In the coming weeks, the Curriculum Team will propose new content to be added to the “Getting Help” section of one of our programming lessons to outline these points, supported by new Instructor Notes to help Instructors teach the content in workshops. (Note: the Library Carpentry lesson, Python Intro for Librarians, already contains a short section covering some of these points.) We will invite feedback from the community on GitHub (join the #lesson-dev channel on Slack to be notified when the pull request is ready) and, after the new content has been merged on one lesson, we will call for other contributors to help us add similar content to the other lessons. (This will be a great way to get started with contributing to our open source lessons, and to make a really important improvement to our workshops so please get involved if you are interested!)
Exploring development of additional AI-related curriculum
The Carpentries Incubator includes >15 lesson projects on topics related to machine learning/artifical intelligence, and there is clear interest in the creation of a new set of lessons/workshops teaching these topics in more depth than the current Data Carpentry, Library Carpentry and Software Carpentry lessons allow. In the coming weeks, we will reach out to the developers of these projects and invite them to join a discussion of how we might encourage coordination between projects and combine efforts, to produce a coherent curriculum or set of curricula from these various lessons.
Once scheduled, that discussion will be announced on the usual channels (discuss mailing list and #general channel on Slack) so that others interested in getting involved with such curriculum development can join.
Follow-up discussions
The initial community discussions held last year demonstrated an appetite for conversations on this topic within the community, but could not provide sufficient time to explore every aspect. Members of the Curriculum Team and Community Engagement Team will host monthly follow-up discussions on a theme of LLMs for Data Science in the first quarter of this year, with the potential for further sessions after that. These discussions will provide a platform for community members to share their ideas, experience, questions, and concerns about teaching generative AI methods and tools, and further inform The Carpentries strategy in this area.

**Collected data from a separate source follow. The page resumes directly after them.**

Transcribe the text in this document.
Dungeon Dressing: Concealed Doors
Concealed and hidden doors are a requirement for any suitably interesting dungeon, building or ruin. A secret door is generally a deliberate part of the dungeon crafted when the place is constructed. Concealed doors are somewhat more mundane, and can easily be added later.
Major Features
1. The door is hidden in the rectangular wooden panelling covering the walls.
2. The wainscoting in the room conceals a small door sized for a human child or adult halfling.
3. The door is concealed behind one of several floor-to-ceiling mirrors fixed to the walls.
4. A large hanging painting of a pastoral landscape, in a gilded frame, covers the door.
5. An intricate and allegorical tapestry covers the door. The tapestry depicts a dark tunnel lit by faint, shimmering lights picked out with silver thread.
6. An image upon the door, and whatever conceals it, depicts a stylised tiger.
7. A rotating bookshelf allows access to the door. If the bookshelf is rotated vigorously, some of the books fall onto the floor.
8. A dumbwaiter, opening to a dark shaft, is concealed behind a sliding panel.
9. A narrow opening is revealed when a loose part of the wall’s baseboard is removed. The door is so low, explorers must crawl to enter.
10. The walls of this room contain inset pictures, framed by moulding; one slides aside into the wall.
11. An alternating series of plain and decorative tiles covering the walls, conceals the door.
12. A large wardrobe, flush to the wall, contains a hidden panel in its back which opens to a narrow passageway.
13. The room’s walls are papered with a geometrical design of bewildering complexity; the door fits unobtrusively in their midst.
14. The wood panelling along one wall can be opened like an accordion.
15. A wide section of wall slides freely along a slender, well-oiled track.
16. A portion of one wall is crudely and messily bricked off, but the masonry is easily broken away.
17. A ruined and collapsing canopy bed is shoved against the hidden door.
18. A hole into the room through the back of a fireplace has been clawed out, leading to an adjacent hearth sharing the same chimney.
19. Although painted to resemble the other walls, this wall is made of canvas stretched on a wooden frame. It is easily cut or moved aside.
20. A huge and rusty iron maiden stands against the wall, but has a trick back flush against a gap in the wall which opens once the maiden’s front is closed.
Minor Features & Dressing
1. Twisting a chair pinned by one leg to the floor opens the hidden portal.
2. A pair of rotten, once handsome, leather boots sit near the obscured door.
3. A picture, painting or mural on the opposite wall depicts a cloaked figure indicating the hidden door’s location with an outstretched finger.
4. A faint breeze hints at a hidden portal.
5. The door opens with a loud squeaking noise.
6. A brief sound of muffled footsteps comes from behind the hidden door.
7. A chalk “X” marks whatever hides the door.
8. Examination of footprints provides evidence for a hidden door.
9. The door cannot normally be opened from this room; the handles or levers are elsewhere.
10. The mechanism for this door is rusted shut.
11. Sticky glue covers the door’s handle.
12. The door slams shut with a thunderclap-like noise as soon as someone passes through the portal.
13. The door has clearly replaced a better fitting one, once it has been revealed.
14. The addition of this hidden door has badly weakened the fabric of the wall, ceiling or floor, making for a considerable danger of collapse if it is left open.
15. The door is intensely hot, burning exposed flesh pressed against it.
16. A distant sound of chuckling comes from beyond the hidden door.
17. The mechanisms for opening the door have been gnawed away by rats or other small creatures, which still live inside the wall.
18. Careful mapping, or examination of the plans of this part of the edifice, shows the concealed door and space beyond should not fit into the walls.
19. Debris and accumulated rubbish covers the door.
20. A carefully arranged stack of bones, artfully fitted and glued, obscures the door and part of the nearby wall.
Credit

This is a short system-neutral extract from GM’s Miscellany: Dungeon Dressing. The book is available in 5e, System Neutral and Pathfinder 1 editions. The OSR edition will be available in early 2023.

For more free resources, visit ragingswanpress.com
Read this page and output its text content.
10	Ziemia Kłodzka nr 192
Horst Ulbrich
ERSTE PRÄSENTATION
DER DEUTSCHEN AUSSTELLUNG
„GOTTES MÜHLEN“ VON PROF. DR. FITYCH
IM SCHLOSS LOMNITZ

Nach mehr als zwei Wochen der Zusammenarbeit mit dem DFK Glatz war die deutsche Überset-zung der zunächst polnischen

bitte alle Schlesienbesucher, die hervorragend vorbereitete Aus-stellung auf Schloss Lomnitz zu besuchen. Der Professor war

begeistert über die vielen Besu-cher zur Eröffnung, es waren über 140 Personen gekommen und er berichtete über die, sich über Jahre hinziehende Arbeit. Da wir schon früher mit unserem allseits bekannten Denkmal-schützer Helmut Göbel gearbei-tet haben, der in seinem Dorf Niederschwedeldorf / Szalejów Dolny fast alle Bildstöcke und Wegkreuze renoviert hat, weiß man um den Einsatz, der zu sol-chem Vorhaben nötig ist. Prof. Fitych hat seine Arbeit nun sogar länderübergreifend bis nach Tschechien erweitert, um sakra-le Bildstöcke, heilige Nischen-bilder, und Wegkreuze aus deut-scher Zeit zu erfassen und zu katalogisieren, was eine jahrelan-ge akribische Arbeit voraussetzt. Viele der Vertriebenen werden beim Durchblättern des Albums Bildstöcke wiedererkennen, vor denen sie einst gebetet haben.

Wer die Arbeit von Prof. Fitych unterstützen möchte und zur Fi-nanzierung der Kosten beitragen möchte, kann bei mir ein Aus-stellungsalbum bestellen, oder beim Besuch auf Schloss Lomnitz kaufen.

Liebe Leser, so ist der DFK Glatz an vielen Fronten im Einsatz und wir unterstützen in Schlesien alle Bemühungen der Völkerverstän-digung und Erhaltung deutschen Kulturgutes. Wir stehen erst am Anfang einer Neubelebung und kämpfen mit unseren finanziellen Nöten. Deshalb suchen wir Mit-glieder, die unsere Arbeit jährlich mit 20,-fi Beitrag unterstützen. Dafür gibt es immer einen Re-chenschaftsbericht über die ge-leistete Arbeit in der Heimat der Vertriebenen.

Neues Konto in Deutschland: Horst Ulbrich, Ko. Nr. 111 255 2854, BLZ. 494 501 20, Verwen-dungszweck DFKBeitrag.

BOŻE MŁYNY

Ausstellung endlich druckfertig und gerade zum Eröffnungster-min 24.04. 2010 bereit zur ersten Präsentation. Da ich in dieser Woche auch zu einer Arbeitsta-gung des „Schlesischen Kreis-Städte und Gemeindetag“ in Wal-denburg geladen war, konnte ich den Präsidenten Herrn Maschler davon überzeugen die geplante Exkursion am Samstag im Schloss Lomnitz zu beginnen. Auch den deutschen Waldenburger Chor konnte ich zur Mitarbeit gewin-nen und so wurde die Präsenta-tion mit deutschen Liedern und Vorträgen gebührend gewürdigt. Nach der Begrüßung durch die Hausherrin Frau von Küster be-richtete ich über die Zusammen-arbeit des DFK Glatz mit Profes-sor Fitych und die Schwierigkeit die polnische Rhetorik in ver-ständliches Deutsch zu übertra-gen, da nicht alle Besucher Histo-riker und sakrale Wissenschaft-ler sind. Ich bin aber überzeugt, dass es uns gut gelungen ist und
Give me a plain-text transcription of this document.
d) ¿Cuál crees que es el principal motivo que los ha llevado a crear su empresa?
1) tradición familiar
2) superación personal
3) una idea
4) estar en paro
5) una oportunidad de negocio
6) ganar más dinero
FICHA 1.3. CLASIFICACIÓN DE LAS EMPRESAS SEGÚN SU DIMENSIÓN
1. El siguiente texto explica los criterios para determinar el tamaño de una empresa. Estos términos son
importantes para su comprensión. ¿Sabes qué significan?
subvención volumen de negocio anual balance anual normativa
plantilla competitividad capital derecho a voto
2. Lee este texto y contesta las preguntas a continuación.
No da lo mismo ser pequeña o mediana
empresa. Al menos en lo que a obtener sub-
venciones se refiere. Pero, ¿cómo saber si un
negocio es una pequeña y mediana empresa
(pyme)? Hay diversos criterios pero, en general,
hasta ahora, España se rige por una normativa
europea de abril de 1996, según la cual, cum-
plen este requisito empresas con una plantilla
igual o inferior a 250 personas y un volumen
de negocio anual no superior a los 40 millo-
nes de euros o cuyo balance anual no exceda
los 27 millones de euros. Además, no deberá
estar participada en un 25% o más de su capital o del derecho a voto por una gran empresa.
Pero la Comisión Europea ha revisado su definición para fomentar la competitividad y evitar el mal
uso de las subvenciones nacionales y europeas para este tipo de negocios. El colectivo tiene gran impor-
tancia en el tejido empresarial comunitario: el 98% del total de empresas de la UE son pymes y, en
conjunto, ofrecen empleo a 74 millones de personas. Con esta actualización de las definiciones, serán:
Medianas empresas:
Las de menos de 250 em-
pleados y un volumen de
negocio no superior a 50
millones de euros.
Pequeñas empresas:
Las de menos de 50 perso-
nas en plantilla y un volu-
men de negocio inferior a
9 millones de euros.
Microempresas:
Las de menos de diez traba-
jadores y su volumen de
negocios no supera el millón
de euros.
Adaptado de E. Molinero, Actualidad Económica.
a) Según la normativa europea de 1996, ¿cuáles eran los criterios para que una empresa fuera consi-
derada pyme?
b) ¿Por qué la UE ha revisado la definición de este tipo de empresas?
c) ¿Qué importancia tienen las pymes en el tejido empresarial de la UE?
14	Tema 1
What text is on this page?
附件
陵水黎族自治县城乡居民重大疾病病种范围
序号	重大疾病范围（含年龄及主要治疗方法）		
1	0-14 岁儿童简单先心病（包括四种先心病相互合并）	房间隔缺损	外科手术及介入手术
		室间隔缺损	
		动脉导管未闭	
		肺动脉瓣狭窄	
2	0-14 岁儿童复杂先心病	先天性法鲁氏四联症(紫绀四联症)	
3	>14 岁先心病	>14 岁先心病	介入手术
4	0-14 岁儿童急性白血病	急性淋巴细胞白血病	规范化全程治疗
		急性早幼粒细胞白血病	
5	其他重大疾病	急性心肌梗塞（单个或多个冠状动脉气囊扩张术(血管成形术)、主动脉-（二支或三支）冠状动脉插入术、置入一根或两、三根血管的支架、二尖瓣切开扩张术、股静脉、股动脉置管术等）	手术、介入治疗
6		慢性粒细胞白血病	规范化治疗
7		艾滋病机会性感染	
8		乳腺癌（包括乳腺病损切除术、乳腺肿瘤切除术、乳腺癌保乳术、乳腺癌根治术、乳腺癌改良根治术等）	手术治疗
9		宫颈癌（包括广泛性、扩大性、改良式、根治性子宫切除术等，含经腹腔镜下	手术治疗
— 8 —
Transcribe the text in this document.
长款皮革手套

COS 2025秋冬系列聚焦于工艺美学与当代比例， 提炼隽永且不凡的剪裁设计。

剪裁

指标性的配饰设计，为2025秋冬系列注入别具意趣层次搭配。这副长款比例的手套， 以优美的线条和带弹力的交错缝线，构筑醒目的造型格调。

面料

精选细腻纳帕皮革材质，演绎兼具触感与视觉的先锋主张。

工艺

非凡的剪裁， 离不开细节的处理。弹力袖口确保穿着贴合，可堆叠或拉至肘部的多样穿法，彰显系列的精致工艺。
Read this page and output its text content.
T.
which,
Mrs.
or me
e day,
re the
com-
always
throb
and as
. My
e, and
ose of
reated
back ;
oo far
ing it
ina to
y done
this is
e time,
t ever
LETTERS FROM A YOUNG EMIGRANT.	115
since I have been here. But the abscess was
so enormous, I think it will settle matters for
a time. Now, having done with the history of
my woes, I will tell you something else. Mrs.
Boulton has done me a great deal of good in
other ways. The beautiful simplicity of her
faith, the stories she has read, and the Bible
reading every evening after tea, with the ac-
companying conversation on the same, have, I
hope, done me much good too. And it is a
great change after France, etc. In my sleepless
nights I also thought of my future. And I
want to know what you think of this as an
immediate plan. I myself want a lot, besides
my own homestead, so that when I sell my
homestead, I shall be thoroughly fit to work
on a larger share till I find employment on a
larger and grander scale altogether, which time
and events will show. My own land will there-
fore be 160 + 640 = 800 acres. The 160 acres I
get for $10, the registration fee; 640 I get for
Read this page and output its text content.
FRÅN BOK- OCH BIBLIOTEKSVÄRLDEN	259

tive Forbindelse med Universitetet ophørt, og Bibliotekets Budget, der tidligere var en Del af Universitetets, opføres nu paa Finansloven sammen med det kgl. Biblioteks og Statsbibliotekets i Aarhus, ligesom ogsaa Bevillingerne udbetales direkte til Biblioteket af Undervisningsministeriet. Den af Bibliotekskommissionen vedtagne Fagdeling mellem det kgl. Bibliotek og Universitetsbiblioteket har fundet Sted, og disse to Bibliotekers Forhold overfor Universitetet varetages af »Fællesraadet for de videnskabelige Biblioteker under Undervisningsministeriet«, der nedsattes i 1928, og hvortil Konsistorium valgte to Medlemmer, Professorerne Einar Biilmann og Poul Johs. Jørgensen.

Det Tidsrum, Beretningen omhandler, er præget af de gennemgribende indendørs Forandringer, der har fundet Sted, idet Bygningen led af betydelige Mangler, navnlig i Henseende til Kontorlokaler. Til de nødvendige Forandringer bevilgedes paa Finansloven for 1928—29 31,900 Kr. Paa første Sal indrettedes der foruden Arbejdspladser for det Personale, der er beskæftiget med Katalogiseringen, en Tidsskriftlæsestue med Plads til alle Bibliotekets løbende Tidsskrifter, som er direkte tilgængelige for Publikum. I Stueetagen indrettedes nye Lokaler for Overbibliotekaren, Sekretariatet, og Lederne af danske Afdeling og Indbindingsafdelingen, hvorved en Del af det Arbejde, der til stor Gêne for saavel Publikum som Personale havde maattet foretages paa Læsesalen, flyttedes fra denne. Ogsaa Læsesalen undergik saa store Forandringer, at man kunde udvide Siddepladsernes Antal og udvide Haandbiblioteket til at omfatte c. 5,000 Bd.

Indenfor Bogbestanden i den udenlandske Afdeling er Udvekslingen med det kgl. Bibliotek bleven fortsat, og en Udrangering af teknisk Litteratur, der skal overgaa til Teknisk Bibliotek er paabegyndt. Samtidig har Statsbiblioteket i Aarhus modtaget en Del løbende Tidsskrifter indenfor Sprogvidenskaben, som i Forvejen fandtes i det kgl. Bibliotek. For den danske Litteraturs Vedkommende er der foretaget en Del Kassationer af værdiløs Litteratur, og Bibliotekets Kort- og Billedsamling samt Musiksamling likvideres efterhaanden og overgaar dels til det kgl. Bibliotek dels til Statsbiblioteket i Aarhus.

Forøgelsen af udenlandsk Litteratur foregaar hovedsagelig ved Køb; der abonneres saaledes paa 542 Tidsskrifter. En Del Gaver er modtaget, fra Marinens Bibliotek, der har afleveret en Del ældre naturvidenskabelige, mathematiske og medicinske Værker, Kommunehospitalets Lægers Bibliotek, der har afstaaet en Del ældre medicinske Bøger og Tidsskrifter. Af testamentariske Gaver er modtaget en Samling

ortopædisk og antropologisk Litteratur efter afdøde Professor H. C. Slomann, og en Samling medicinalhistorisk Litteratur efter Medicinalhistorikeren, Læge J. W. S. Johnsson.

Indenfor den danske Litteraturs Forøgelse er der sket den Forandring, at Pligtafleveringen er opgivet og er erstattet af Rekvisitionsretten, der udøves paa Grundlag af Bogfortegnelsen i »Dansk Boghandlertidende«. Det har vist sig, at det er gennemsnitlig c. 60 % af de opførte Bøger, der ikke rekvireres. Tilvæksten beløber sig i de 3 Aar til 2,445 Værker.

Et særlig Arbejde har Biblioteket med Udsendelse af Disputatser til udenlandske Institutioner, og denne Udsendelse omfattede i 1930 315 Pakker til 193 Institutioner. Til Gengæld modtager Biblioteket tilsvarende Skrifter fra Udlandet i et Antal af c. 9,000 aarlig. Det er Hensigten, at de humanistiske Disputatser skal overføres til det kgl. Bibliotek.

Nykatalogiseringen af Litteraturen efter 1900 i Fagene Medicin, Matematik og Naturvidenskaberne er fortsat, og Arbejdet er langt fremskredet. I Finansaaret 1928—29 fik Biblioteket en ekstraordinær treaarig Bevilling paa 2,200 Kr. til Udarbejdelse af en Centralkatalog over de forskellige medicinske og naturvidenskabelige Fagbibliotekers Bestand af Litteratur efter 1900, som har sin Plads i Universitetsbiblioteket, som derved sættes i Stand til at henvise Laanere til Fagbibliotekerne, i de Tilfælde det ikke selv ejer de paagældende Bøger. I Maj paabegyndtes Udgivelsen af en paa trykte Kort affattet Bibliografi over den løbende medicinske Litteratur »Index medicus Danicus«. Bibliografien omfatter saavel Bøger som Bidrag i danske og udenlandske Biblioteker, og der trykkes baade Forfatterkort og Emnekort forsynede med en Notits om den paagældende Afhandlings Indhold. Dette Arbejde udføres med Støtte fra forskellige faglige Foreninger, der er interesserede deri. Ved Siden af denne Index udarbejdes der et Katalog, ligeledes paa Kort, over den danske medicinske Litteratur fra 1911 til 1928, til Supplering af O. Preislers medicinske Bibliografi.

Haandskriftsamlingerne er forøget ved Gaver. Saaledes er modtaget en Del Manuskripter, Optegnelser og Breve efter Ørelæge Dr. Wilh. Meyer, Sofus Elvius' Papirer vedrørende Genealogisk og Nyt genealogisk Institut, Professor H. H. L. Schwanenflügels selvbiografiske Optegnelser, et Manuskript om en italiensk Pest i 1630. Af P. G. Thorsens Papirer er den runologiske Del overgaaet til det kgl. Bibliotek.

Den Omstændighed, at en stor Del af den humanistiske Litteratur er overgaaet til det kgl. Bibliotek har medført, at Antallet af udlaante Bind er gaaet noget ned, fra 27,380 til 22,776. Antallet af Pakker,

Three discussions are currently scheduled, each running twice to cover more time zones:
- Tuesday 28 January, 12:00 UTC and 21:00 UTC: LLMs for Data Science: The Ethics of Teaching LLMs in Carpentries Workshops
- Tuesday 25 February, 12:00 UTC and 21:00 UTC: LLMs for Data Science: Essential Knowledge and Common Misconceptions
- Tuesday 25 March, 12:00 UTC and 21:00 UTC: LLMs for Data Science: Case Studies to Inform Carpentries Curriculum
Please join us if you are interested! You can sign up to join these discussions on the community sessions Etherpad.
Thanks for reading
These have been very thought-provoking discussions, and we are excited to see where the community takes them next. If you would like to discuss any of the ideas and projects mentioned here, please get in touch on Slack or by email.
* Indeed, improving web search terms was one way in which participants at the community discussions mentioned having successfully used LLM assistants.